Our team has recently started to use GKE, but have encountered an intermittent problem on some of our pods that serve HTTP on port 8080. Other pods in the cluster, even on the same node, get a "connection refused" response when trying to connect using its cluster IP:
$ kubectl run -i --tty busybox --image=busybox --restart=Never -- sh!
/ # ping 10.28.2.141
PING 10.28.2.141 (10.28.2.141): 56 data bytes
64 bytes from 10.28.2.141: seq=0 ttl=62 time=2.212 ms
64 bytes from 10.28.2.141: seq=1 ttl=62 time=1.993 ms
64 bytes from 10.28.2.141: seq=2 ttl=62 time=4.662 ms
^C
--- 10.28.2.141 ping statistics ---
3 packets transmitted, 3 packets received, 0% packet loss
round-trip min/avg/max = 1.993/2.955/4.662 ms
/ # wget http://10.28.2.141:8080/health-check
Connecting to 10.28.2.141:8080 (10.28.2.141:8080)

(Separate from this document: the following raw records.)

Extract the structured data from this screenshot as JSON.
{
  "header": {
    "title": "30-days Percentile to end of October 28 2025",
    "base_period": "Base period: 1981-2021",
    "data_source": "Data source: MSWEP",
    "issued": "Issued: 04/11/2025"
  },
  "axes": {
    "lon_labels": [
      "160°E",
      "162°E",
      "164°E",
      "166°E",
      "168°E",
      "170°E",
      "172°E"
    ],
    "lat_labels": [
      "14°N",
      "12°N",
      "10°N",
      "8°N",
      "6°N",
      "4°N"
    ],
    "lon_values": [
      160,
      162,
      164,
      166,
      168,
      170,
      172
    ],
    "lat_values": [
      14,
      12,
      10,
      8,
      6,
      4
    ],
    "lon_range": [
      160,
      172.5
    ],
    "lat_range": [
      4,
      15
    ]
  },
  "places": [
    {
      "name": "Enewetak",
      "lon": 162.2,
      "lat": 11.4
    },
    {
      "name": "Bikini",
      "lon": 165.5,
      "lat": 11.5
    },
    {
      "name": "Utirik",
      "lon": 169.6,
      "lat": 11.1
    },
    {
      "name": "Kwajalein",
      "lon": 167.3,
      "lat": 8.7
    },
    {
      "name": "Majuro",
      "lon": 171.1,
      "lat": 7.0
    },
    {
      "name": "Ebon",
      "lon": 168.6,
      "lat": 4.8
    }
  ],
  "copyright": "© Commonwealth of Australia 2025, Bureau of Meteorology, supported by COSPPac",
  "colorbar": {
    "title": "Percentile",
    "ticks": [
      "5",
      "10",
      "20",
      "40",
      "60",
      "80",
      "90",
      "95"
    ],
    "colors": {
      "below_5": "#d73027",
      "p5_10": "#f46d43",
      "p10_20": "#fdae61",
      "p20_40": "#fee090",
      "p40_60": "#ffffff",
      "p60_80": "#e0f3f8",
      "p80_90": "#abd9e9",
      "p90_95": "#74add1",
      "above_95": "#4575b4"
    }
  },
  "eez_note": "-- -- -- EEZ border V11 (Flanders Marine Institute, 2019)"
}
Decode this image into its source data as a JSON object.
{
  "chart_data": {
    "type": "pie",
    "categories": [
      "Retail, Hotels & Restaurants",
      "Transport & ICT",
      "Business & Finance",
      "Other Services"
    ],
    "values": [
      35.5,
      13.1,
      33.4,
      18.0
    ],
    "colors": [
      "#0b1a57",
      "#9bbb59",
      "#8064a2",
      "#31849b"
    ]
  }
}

wget: can't connect to remote host (10.28.2.141): Connection refused
However, the service is indeed running and listening on that port: if I exec
onto the pod and run the same command, it works happily.
For other almost identical pods, this connectivity works correctly, but intermittently some fraction (maybe 10-20%) of pods end up in this state.
There are no errors in the pod logs.
This is a freshly provisioned GKE cluster on version 1.11.6-gke.3 with two nodes, no network policies, and Istio is not installed.
Any ideas on what the problem might be, or how to diagnose further? Happy to add any other information if it would be useful.